Les agriculteurs se trompent de responsables ! Nouvelles atteintes à la DGFIP 23 février 2016 à Tarbes

Version imprimableversion PDF

Le message de la DGFIP du 10 février dernier concernant les manifestations d’agriculteurs fait état de nouvelles dégradations des bâtiments des Finances publiques intervenues dans plusieurs départements. Aujourd'hui c'est le Centre des Finances Publiques de Tarbes qui a été visé... (des photos des dégradations dans la rubrique média).

Les producteurs dénoncent les conditions d’exercice de leur métier et réclament des mesures plus structurelles, comme l’étiquetage de la provenance de la viande, notamment pour les produits transformés et l’arrêt des distorsions de concurrence à l’échelle européenne.
La seule réaction de la DGFIP aux actes inadmissibles des agriculteurs en colère conduit à des dépôts de plaintes auprès du Procureur de la République.

La protection et la sécurité des agents sont la priorité de la direction générale dixit le message du 10 février sur Ulysse.

Pour la CGT Finances publiques, des mesures de préventions primaires pour assurer la sécurité et l’intégrité physique des agents, des usagers et des bâtiments sont indispensables.

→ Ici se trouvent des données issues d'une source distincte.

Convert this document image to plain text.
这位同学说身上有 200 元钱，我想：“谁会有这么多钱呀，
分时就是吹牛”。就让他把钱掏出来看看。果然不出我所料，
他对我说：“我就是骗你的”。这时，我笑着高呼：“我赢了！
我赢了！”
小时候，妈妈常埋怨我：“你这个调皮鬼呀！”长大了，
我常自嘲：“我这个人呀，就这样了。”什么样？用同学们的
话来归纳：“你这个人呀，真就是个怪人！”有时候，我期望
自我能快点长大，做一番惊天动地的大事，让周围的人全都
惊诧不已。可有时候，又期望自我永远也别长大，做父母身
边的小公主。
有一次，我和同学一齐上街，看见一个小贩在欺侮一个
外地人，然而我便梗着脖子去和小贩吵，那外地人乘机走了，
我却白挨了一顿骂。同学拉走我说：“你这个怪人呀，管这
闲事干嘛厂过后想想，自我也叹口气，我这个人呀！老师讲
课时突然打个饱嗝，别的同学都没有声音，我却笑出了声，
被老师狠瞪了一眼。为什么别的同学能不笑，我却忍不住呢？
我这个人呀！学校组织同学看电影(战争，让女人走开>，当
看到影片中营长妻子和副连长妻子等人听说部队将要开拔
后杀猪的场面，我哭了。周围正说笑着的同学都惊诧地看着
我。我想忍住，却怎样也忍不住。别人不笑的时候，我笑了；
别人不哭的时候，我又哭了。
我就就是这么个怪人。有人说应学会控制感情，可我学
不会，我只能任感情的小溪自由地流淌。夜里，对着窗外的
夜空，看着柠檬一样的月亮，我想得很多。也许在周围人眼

Malheureusement, le message de la DGFIP n’évoque que des dispositions prises pour assurer la continuité du service public et permettre la poursuite des missions dans les meilleures conditions possibles, conditions qui ne nous ont d’ailleurs pas été communiquées.
Nous avons pourtant en mémoire les agissements des légumiers en colère qui avaient mis le feu au centre des finances publiques de Morlaix.

En réponse, nos ministres et le secrétaire d’Etat au Budget «avaient apporté leur total soutien aux cadres et agents de la Direction générale des Finances publiques» après l’incendie volontaire du Centre des finances publiques de Morlaix.

Depuis, nous avons pu constater l’inadaptation des mesures prises face aux attentats de «Charlie» et du 13 novembre 2015.

C’est pourquoi, comme dernièrement à Saint-Lô, face aux comportements violents et incontrôlés des agriculteurs en colère, il nous appartient, en l’absence de réelles mesures de sécurité, d’exiger au cas par cas la fermeture des locaux au public, par droit d’alerte et de retrait, s’il le faut.

Aujourd'hui 23 février 2016 la colère des agriculteurs s'est exprimée à Tarbes.
 
Tous les symboles de l'Etat et des collectivités territoriales ont été visés ( Préfecture, conseil départemental, cité administrative, centre des finances de Tarbes).
 
Le Centre des Finances de Tarbes a été le dernier sur la liste d'un périple qui a débuté le matin.

Palettes et pneus entassés aux  entrées du centre des finances, déversement de fumier et de lisier, clôtures arrachées et barrières écrasées.

A cet égard  on peut raisonnablement s'étonner que les dégradations engagées dès le matin en préfecture  n'aient pas conduit à une protection préventive des bâtiments publics.

Etonnant, qui plus est dans la période  actuelle d'état d'urgence,  lorsque l'on sait que toute manifestation de salariés fait quant à elle l'objet d'un encadrement systématique des forces de l'ordre.

Au cas présent, ces manifestations ont pu se dérouler sans que les forces de l'ordre  ne soient présentes sur le terrain, comme si la dégradation de biens publics devenait une expression du folklore local.

Nous ne laisserons pas la DGFIP exposer ses agents, comme les usagers, à la colère et aux agissements d’exploitants agricoles excédés par la politique du gouvernement. C’est lui le vrai responsable de la colère des agriculteurs.